Au second siècle de notre ère, l'empire Romain s'étend de la Mésopotamie et l'Arabie à l'est jusqu'à la Grande Bretagne à l'ouest, et des rives du Rhin au nord jusqu'au Sahara au sud. Il a stimulé le mouvement de populations volontairement ou non. Les Balkans ont toujours été un carrefour historique. Entre le premier et le sixième siècle de notre ère, les frontières de l'empire Romain dans le bassin moyen de la vallée du Danube, situées dans l'actuelle Serbie et Croatie, étaient une zone de défense contre les populations vivant au nord. Cette région a été urbanisée et Romanisée. Entre 268 et 610, plus de la moitié des empereurs Romains était originaires de cette région. A la fin de l'antiquité cette région a subi de nombreuses invasions: Goths, Huns, Gépides, Avars, Hérules, Lombards et Slaves. La fin de l'hégémonie impériale Romaine coïncida avec l'arrivée de ces derniers qui étaient suffisamment nombreux pour marquer de façon durable la culture des Balkans.

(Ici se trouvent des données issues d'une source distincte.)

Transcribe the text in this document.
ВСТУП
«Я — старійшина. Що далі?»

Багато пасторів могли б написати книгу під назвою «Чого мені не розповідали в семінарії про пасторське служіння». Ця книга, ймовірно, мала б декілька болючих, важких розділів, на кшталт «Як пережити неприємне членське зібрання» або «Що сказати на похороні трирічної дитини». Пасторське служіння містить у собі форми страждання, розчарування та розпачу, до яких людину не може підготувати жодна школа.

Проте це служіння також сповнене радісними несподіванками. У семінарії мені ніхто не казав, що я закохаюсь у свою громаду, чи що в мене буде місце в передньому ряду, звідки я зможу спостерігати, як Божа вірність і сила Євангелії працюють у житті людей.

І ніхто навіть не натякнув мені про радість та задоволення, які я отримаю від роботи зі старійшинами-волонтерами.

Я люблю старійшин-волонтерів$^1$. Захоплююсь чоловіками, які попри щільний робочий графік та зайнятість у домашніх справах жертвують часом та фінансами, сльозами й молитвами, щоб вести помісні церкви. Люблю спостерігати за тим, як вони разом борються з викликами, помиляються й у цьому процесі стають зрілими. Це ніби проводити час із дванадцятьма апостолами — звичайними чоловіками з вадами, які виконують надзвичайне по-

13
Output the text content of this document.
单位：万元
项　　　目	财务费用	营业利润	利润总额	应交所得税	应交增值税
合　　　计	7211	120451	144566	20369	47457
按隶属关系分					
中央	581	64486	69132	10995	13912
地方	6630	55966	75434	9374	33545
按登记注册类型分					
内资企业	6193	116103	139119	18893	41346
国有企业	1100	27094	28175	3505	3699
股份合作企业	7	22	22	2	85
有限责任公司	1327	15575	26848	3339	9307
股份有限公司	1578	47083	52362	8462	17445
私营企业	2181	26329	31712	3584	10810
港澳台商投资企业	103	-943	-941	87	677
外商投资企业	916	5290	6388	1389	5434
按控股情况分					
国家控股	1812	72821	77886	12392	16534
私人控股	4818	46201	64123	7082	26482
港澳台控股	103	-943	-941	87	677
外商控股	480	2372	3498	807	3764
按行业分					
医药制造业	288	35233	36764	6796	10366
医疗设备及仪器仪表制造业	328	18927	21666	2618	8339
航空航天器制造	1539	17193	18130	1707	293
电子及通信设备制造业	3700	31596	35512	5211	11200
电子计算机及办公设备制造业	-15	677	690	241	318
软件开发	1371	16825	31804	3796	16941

Iñigo Olalde et ses collègues viennent de publier un papier intitulé: A genetic history of the Balkans from Roman frontier to Slavic migrations. Ils ont analysé le génome de 136 anciens individus issus de vingt sites archéologiques des actuelles Croatie et Serbie dont Viminacium la capitale de la province Romaine de Mésie, située à la confluence du Danube et de la rivière Mlava (symboles rouges ci-dessous), et six d'Autriche, de République Tchèque et de Slovaquie datés pour la très grosse majorité entre l'an zéro et l'an mille:
Les auteurs ont effectué une Analyse en Composantes principales pour comparer l'ensemble de ces anciens génomes avec d'autres préalablement publiés et des génomes d'individus contemporains. La figure ci-dessous montre deux gradients horizontaux qui s'étalent le long de la première composante: le gradient des populations des Balkans de l'Âge du Bronze et de l'Âge du Fer (zones violettes ci-dessous) et le gradient des populations actuelles des Balkans (zone jaune ci-dessous mise en valeur dans la figure D du quart supérieur droit de la figure ci-dessous):
Ces résultats suggèrent une certaine forme de continuité dans les Balkans entre l'Âge du Fer et maintenant, mais montrent également l'impact d'un flux de gènes important sur toute la région qui a décalé tous les génomes vers le haut durant les 2000 dernières années. Les échantillons du premier millénaire de cette étude montrent une plus grande hétérogénéité dans la figure ci-dessus que la population de l'Âge du Fer, liée à des mouvements de population sur de longues distances.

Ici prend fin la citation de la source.